ふるさとへの思い言葉に 最優秀賞に荻堂さん 9月の県大会に派遣 しまむに大会

最優秀賞の荻堂さんに市文化協会の石垣久雄会長から表彰状が渡された=石垣市民会館、浜崎
最優秀賞の荻堂さんに市文化協会の石垣久雄会長から表彰状が渡された=石垣市民会館、浜崎

 島言葉の継承発展を目的とした「八重山のしまむにを話す大会(石垣市文化協会主催)」が14日、石垣市民会館であり、8人が出場。八重山各地の言葉でさまざまな語りを披露、古里への思いをしまむに(島言葉)に込めた。審査の結果、最優秀賞に荻堂久子さん(68)=平得=が選出され、県大会(9月、読谷村)派遣が決まった。

 

 出場者は5分以内に思いおもいのテーマで語りを披露。最優秀賞の荻堂さんは、沖縄カンプー(髪結い)と白の八重山上布姿で登場。「稲作の始まりと私の使命」を演題に、八重山に稲作を広めたとの記録が残る、荻堂さんの先祖「多田屋オナリ」を紹介。
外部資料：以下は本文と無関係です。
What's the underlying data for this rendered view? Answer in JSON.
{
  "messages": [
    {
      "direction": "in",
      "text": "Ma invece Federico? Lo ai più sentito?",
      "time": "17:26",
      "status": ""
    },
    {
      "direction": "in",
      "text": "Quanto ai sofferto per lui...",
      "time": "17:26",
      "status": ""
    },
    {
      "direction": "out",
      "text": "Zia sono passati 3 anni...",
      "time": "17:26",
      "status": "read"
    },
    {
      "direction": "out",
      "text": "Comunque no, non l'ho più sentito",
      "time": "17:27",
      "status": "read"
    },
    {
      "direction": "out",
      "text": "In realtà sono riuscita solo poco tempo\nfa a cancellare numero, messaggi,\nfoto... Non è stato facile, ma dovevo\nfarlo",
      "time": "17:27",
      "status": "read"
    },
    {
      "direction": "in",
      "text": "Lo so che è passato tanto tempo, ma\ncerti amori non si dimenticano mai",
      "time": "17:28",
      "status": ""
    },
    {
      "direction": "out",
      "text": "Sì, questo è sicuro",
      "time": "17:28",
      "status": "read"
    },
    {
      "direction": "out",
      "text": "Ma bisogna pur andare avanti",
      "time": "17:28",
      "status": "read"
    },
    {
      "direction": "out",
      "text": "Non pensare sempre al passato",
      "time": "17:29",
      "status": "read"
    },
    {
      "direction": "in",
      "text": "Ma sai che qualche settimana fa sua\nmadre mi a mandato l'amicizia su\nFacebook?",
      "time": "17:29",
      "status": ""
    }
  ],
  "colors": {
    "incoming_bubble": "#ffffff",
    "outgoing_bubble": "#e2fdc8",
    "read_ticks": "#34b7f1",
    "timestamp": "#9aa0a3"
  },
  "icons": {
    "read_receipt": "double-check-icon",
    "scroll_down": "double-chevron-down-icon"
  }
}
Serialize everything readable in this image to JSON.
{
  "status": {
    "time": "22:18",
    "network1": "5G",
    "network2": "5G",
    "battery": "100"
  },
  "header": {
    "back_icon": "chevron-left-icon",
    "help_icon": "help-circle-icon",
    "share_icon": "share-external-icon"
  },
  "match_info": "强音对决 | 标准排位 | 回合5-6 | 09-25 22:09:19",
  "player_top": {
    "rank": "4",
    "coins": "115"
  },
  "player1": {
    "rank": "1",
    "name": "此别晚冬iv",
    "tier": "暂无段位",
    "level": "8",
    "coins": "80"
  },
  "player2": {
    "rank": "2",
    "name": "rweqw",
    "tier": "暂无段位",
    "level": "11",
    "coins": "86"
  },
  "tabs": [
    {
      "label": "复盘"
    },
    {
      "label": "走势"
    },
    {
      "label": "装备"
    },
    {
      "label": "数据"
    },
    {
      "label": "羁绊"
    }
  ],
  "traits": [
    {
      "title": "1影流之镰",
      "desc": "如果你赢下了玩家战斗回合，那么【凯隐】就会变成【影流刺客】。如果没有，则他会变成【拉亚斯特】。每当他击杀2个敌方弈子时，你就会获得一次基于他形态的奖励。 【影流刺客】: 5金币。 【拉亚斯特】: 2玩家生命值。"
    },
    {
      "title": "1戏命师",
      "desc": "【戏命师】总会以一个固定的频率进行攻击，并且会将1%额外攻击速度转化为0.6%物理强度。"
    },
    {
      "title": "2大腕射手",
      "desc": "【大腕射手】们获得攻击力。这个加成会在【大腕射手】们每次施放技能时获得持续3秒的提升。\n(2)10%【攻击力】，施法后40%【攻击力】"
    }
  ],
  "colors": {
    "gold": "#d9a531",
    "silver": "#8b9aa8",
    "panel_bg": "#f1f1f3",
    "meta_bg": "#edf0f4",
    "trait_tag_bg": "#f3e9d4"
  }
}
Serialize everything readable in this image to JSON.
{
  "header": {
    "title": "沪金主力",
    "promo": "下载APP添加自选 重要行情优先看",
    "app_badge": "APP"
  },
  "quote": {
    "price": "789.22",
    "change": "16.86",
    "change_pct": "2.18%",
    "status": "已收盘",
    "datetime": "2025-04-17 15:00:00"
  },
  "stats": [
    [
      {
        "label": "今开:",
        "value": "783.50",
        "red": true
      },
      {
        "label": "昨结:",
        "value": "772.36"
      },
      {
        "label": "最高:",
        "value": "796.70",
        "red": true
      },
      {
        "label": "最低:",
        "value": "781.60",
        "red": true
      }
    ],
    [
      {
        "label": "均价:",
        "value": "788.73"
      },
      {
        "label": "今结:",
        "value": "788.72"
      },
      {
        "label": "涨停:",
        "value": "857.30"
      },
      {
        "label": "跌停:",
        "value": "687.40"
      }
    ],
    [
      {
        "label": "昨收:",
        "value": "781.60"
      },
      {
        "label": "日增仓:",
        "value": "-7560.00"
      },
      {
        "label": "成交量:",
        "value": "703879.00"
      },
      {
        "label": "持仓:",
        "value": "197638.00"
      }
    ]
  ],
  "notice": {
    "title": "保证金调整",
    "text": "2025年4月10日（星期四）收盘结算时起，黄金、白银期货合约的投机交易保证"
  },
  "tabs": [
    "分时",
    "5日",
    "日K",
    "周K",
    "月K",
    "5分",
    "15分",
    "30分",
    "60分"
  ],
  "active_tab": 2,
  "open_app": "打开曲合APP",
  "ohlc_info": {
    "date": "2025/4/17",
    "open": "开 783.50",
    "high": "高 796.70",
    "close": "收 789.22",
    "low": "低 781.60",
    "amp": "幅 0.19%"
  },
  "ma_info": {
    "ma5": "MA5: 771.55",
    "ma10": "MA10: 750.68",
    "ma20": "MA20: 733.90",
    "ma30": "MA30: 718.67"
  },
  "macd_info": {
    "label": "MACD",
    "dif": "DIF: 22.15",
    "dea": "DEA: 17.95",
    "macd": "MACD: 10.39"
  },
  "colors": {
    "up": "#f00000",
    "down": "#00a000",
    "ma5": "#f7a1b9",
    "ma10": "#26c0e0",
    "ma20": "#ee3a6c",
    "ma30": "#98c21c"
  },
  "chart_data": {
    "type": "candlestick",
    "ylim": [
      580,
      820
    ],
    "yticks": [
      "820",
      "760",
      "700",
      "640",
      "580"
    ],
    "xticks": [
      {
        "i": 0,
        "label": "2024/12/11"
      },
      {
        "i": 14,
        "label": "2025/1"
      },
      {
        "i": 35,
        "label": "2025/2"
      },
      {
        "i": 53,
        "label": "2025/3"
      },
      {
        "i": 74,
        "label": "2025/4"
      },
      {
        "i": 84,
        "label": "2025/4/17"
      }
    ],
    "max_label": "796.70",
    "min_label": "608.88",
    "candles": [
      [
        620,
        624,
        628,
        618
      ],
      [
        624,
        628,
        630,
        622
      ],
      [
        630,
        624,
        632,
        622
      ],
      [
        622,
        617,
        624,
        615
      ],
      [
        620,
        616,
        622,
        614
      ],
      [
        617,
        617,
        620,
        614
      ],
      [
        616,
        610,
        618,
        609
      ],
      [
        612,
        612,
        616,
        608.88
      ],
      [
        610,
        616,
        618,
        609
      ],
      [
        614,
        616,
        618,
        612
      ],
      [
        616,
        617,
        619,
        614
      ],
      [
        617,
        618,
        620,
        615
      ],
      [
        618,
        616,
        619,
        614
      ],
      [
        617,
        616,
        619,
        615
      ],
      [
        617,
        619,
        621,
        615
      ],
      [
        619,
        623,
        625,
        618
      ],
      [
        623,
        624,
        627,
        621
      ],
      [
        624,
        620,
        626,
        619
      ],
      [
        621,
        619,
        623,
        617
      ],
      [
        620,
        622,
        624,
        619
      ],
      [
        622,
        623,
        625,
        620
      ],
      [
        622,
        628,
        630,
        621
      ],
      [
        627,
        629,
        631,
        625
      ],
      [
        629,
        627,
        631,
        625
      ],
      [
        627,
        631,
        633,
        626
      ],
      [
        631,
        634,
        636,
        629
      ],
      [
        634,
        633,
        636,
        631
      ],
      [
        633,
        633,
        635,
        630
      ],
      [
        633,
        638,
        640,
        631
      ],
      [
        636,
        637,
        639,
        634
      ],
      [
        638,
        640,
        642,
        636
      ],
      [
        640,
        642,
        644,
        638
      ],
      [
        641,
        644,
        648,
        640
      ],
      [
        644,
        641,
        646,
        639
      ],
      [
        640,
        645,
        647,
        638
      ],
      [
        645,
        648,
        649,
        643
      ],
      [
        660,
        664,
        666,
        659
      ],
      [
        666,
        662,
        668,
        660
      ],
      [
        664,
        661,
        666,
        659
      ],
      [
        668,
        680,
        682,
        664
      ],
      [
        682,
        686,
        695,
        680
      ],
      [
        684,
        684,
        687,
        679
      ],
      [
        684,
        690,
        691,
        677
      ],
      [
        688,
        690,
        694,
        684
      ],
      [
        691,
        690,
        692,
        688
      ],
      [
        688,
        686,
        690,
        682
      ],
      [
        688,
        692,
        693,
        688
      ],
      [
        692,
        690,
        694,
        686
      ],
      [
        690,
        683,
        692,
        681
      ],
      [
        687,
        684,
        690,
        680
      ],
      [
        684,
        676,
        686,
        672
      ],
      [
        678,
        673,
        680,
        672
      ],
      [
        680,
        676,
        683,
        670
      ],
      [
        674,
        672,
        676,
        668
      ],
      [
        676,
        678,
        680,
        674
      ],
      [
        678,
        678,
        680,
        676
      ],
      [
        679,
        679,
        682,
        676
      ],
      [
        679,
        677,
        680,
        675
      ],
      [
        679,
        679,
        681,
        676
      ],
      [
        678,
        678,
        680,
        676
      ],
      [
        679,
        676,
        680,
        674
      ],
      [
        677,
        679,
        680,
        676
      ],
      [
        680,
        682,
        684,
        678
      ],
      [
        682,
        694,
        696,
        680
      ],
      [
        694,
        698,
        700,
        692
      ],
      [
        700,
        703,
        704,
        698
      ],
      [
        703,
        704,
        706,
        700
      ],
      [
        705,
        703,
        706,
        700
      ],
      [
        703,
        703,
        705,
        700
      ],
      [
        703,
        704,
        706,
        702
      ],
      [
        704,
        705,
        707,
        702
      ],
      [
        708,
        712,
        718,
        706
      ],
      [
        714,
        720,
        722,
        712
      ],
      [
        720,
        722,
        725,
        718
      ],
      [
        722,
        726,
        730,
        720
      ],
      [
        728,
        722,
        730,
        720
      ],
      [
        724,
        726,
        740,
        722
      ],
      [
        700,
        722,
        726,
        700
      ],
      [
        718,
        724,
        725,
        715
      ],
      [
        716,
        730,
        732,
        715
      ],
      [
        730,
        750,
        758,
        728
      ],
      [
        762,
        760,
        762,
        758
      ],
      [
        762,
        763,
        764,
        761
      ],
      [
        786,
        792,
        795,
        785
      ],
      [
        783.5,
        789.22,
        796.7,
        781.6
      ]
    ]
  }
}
 その上で、直系の子孫である荻堂さんが、字平得の神司・大阿母嶽(ホールザーオン)を務めているとし、先祖に米を伝えたとされるベトナムの地で、稲伝来の感謝の祈りをささげたとの体験を「平得言葉」で伝えた。


 そのほかの出場者は、与那国から竹富、小浜、西表、石垣まで、それぞれの地域の言葉で生きいきと発表した。荻堂さん以外の出場者は優良賞が贈られた。


 宇江城正晴・審査委員長は講評で、「児童・生徒の参加が無かったのは残念だが、出場者の言葉は素晴らしかった。この八重山が『詩の国・歌の国』と言われる理由を示した」と評価した。


 荻堂さんは「島言葉を使うのは、隣近所と話す時だけ。島言葉を子供たちに伝えるのは、話せる人の責任だと思う。受賞を機に、島言葉を伝えていきたい」と笑顔を見せた。


 特別出演として、池田元さんと宮国惠慈さんもそれぞれ、糸満と宮古言葉を語り聞かせた。糸満海人(漁師)の子孫の池田さんは、糸満ハーレー歌を朗々と披露、大きな拍手を浴びた。児童文化サークルくにぶん木の会のデジタル紙芝居もあり、場内を楽しませた。


 会場は立ち見がでるほど、350人が詰め掛け、柔らかな島の語りに聞き入っていた。